Mallick Snipta, Jeckeln Géraldine, Parde Connor J, Castillo Carlos D, O'Toole Alice J
School of Behavioral and Brain Sciences, The University of Texas at Dallas, Richardson, TX.
Whiting School of Engineering, Johns Hopkins University, College Park, MD.
ACM Trans Appl Percept. 2024 Jan;21(1). doi: 10.1145/3618113. Epub 2023 Dec 9.
Facial morphs created between two identities resemble both of the faces used to create the morph. Consequently, humans and machines are prone to mistake morphs made from two identities for either of the faces used to create the morph. This vulnerability has been exploited in "morph attacks" in security scenarios. Here, we asked whether the "other-race effect" (ORE)-the human advantage for identifying own- vs. other-race faces-exacerbates morph attack susceptibility for humans. We also asked whether face-identification performance in a deep convolutional neural network (DCNN) is affected by the race of morphed faces. Caucasian (CA) and East-Asian (EA) participants performed a face-identity matching task on pairs of CA and EA face images in two conditions. In the morph condition, different-identity pairs consisted of an image of identity "A" and a 50/50 morph between images of identity "A" and "B". In the baseline condition, morphs of different identities never appeared. As expected, morphs were identified mistakenly more often than original face images. Of primary interest, morph identification was substantially worse for cross-race faces than for own-race faces. Similar to humans, the DCNN performed more accurately for original face images than for morphed image pairs. Notably, the deep network proved substantially more accurate than humans in both cases. The results point to the possibility that DCNNs might be useful for improving face identification accuracy when morphed faces are presented. They also indicate the significance of the race of a face in morph attack susceptibility in applied settings.

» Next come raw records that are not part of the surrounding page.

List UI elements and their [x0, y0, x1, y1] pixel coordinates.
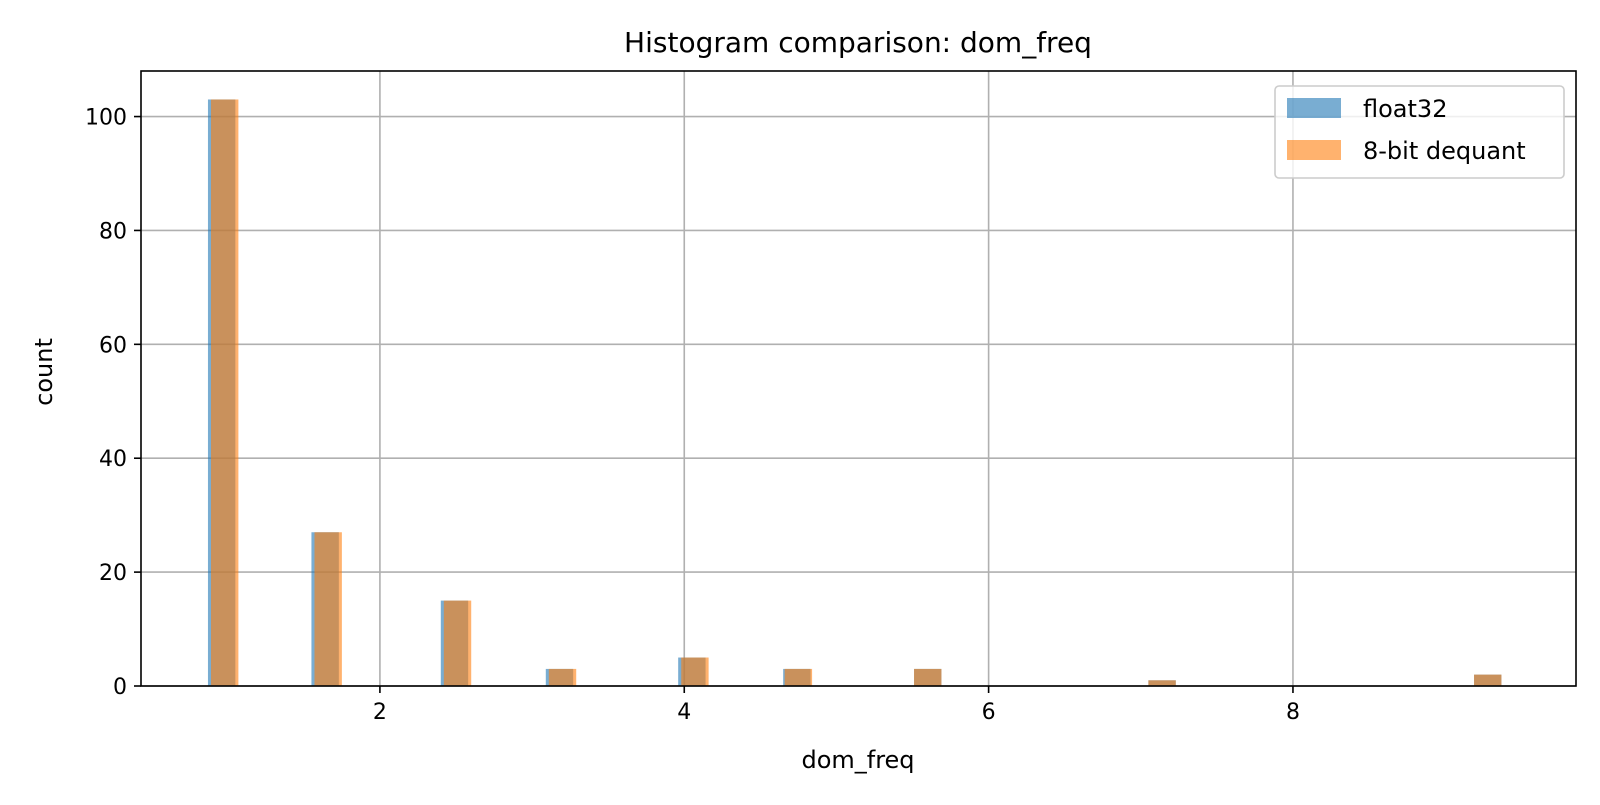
- y-tick-label: 40: [99, 447, 127, 472]
- bar-8bit-dequant: [681, 657, 709, 686]
- bar-8bit-dequant: [784, 668, 813, 686]
- legend-box: [1274, 85, 1565, 179]
- x-tick-label: 8: [1286, 700, 1300, 725]
- x-tick-label: 6: [982, 700, 996, 725]
- legend-swatch: [1287, 140, 1341, 160]
- x-tick-label: 2: [373, 700, 387, 725]
- bar-8bit-dequant: [314, 532, 342, 686]
- y-tick-label: 20: [99, 561, 127, 586]
- x-axis-label: dom_freq: [801, 746, 914, 774]
- chart-title: Histogram comparison: dom_freq: [624, 26, 1092, 59]
- bar-8bit-dequant: [1148, 680, 1176, 686]
- y-tick-label: 100: [85, 106, 127, 131]
- bar-8bit-dequant: [211, 99, 239, 686]
- x-tick-label: 4: [677, 700, 691, 725]
- bar-8bit-dequant: [1474, 674, 1502, 686]
- legend: float32 8-bit dequant: [1274, 85, 1565, 179]
- bar-8bit-dequant: [443, 600, 472, 686]
- y-tick-label: 80: [99, 219, 127, 244]
- y-tick-label: 0: [113, 675, 127, 700]
- legend-label: 8-bit dequant: [1363, 137, 1526, 165]
- y-axis-label: count: [30, 338, 58, 406]
- y-tick-label: 60: [99, 333, 127, 358]
- bar-8bit-dequant: [914, 668, 942, 686]
- bars: [207, 99, 1502, 686]
- legend-label: float32: [1363, 95, 1447, 123]
- legend-swatch: [1287, 98, 1341, 118]
- plot-frame: [140, 70, 1577, 687]
- bar-8bit-dequant: [548, 668, 577, 686]
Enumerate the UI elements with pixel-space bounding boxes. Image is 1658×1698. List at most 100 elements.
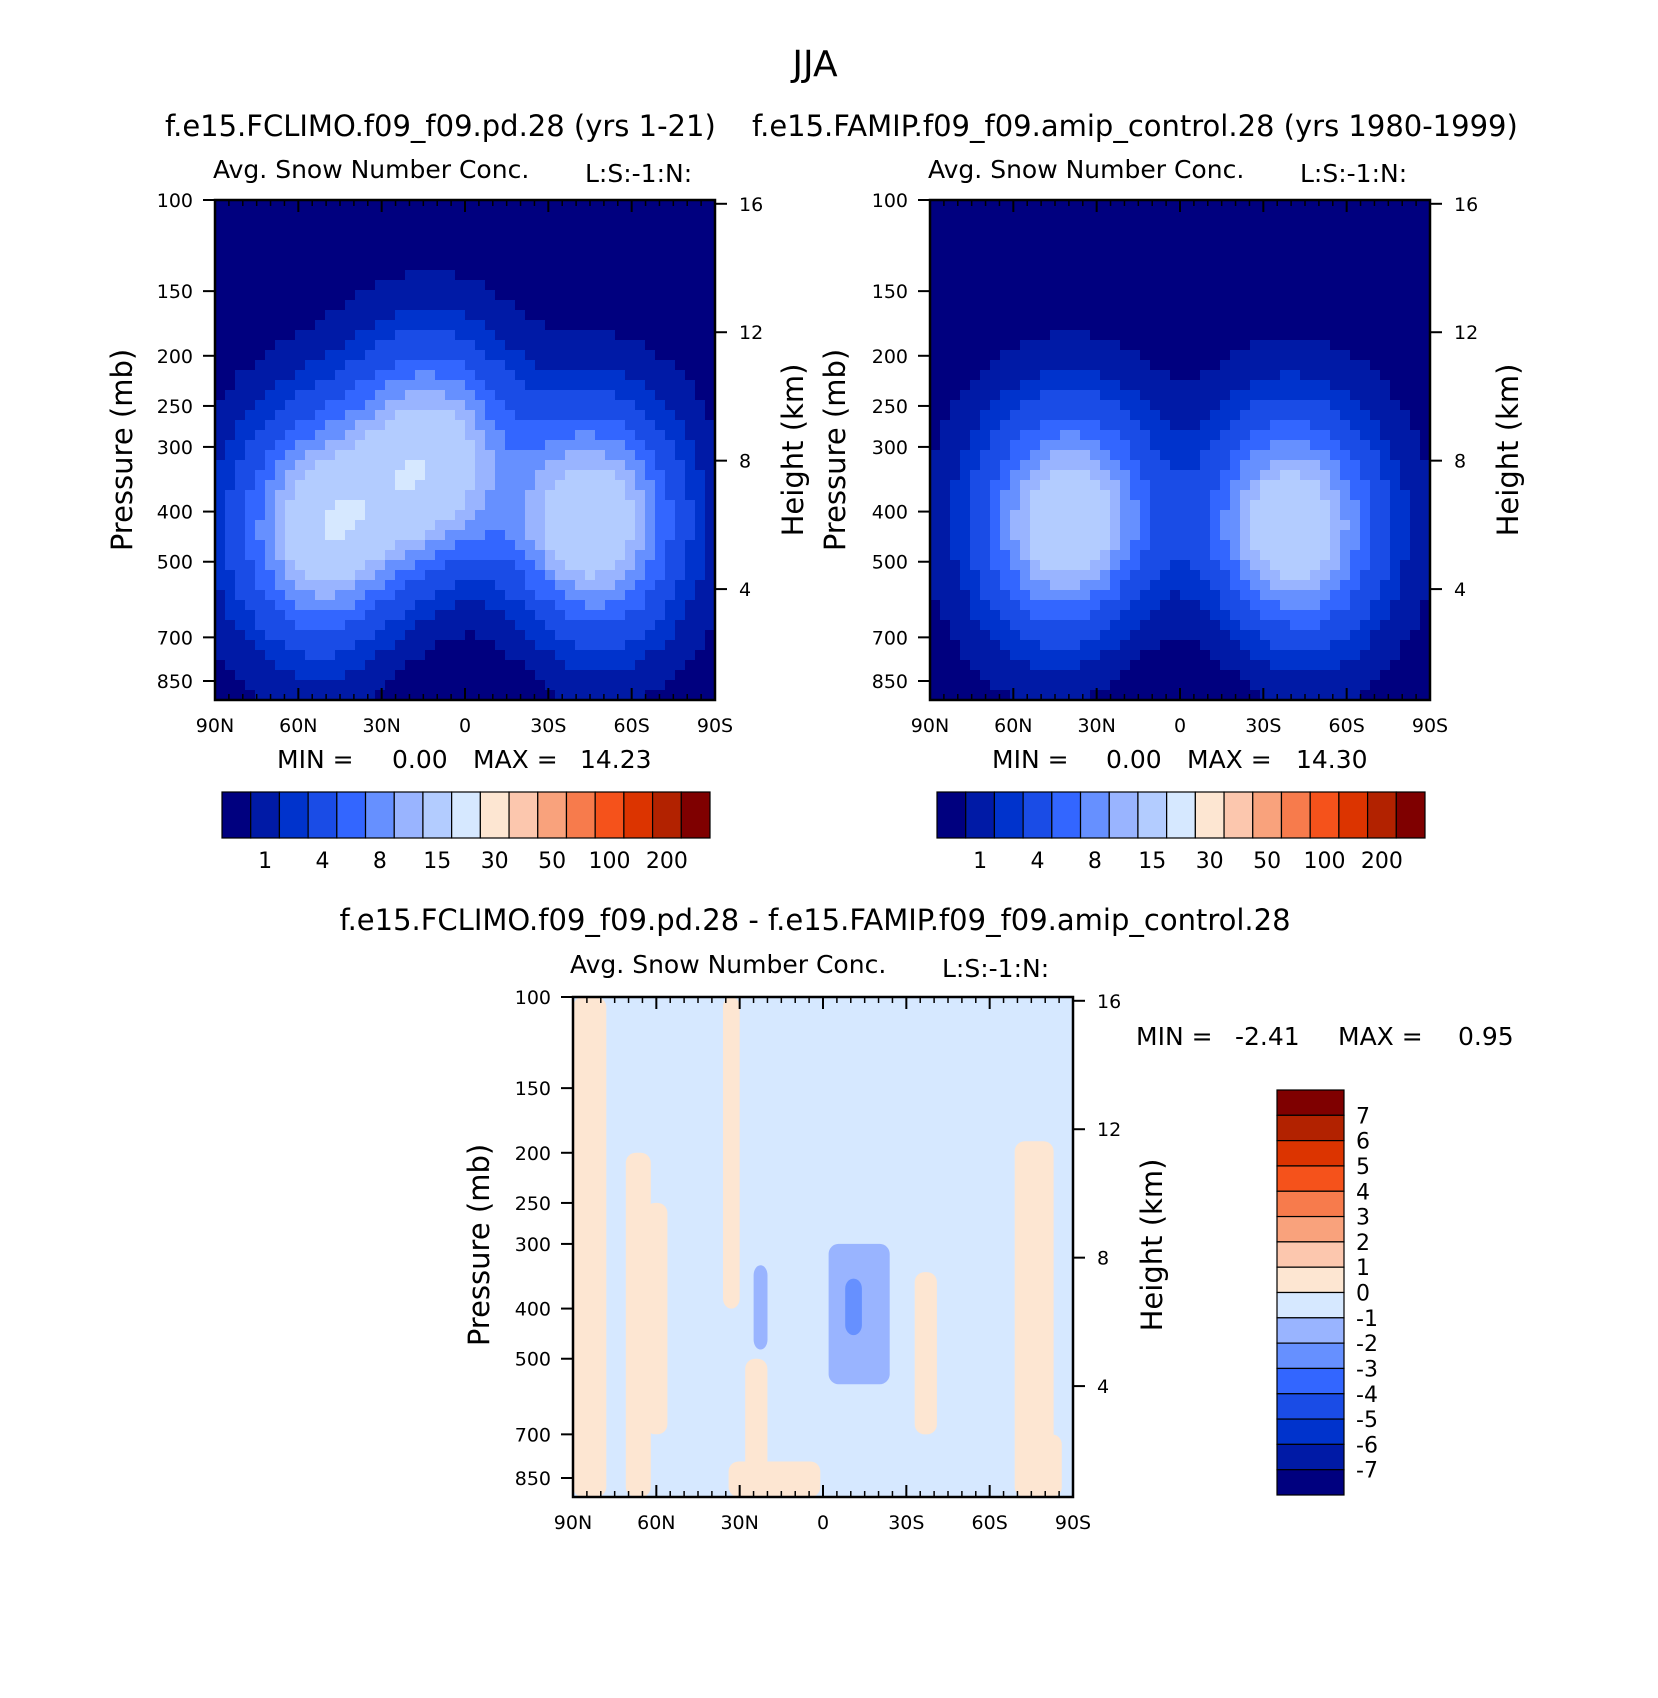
field-cell (555, 680, 566, 691)
field-cell (565, 290, 576, 301)
field-cell (545, 550, 556, 561)
field-cell (1320, 590, 1331, 601)
field-cell (595, 600, 606, 611)
field-cell (1090, 640, 1101, 651)
field-cell (1130, 420, 1141, 431)
field-cell (1220, 480, 1231, 491)
field-cell (1380, 490, 1391, 501)
field-cell (1350, 270, 1361, 281)
field-cell (445, 340, 456, 351)
field-cell (1190, 540, 1201, 551)
field-cell (1040, 370, 1051, 381)
field-cell (545, 580, 556, 591)
field-cell (605, 400, 616, 411)
field-cell (385, 240, 396, 251)
field-cell (695, 510, 706, 521)
field-cell (365, 640, 376, 651)
x-tick-label: 60S (614, 715, 650, 737)
field-cell (645, 490, 656, 501)
field-cell (1380, 260, 1391, 271)
field-cell (525, 220, 536, 231)
field-cell (285, 480, 296, 491)
field-cell (635, 270, 646, 281)
field-cell (1280, 480, 1291, 491)
field-cell (685, 220, 696, 231)
field-cell (445, 420, 456, 431)
field-cell (475, 480, 486, 491)
field-cell (595, 380, 606, 391)
field-cell (635, 450, 646, 461)
field-cell (325, 450, 336, 461)
field-cell (455, 370, 466, 381)
field-cell (930, 610, 941, 621)
field-cell (1040, 600, 1051, 611)
colorbar-box (337, 792, 366, 838)
field-cell (1190, 410, 1201, 421)
field-cell (1400, 630, 1411, 641)
field-cell (505, 260, 516, 271)
field-cell (1240, 600, 1251, 611)
field-cell (225, 380, 236, 391)
field-cell (930, 590, 941, 601)
field-cell (1030, 580, 1041, 591)
field-cell (505, 640, 516, 651)
field-cell (535, 210, 546, 221)
field-cell (685, 460, 696, 471)
field-cell (645, 680, 656, 691)
field-cell (930, 310, 941, 321)
field-cell (325, 260, 336, 271)
field-cell (1230, 450, 1241, 461)
field-cell (355, 650, 366, 661)
field-cell (545, 490, 556, 501)
field-cell (1190, 460, 1201, 471)
field-cell (475, 660, 486, 671)
field-cell (1320, 210, 1331, 221)
field-cell (525, 600, 536, 611)
field-cell (445, 680, 456, 691)
field-cell (990, 580, 1001, 591)
field-cell (1040, 560, 1051, 571)
field-cell (685, 430, 696, 441)
field-cell (285, 220, 296, 231)
field-cell (435, 350, 446, 361)
field-cell (1110, 270, 1121, 281)
field-cell (365, 370, 376, 381)
field-cell (415, 360, 426, 371)
field-cell (355, 380, 366, 391)
field-cell (465, 590, 476, 601)
field-cell (1390, 220, 1401, 231)
field-cell (615, 490, 626, 501)
field-cell (305, 290, 316, 301)
field-cell (1240, 550, 1251, 561)
field-cell (1340, 600, 1351, 611)
field-cell (1400, 410, 1411, 421)
field-cell (1300, 220, 1311, 231)
field-cell (505, 590, 516, 601)
field-cell (930, 480, 941, 491)
field-cell (275, 420, 286, 431)
field-cell (1000, 640, 1011, 651)
field-cell (415, 290, 426, 301)
field-cell (1190, 510, 1201, 521)
field-cell (950, 410, 961, 421)
field-cell (1120, 350, 1131, 361)
field-cell (475, 270, 486, 281)
field-cell (525, 490, 536, 501)
field-cell (465, 660, 476, 671)
field-cell (615, 340, 626, 351)
field-cell (1370, 590, 1381, 601)
field-cell (950, 240, 961, 251)
field-cell (1360, 260, 1371, 271)
field-cell (1230, 310, 1241, 321)
field-cell (1400, 580, 1411, 591)
field-cell (960, 230, 971, 241)
field-cell (325, 230, 336, 241)
field-cell (1260, 640, 1271, 651)
field-cell (415, 430, 426, 441)
field-cell (465, 200, 476, 211)
field-cell (245, 630, 256, 641)
field-cell (385, 230, 396, 241)
field-cell (1170, 470, 1181, 481)
field-cell (1000, 540, 1011, 551)
field-cell (1250, 560, 1261, 571)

在两个身份之间创建的面部变形图像与用于创建变形的两张脸都相似。因此,人类和机器都容易将由两个身份创建的变形误认为是用于创建变形的任何一张脸。这种漏洞在安全场景中的“变形攻击”中被利用。在这里,我们询问“异族效应”(ORE)——人类在识别自己种族与其他种族面孔方面的优势——是否会加剧人类对变形攻击的易感性。我们还询问了深度卷积神经网络(DCNN)中的面部识别性能是否会受到变形面孔种族的影响。高加索人(CA)和东亚人(EA)参与者在两种条件下对CA和EA面部图像对执行面部身份匹配任务。在变形条件下,不同身份的图像对由身份“A”的图像和身份“A”与“B”的图像之间的50/50变形组成。在基线条件下,不同身份的变形图像从未出现。正如预期的那样,变形图像被误认的频率比原始面部图像更高。最主要的是,跨种族面孔的变形识别比同种族面孔差得多。与人类相似,DCNN对原始面部图像的识别比对变形图像对更准确。值得注意的是,在这两种情况下,深度网络都比人类准确得多。结果表明,当呈现变形面孔时,DCNN可能有助于提高面部识别准确率。它们还表明了面部种族在应用环境中对变形攻击易感性的重要性。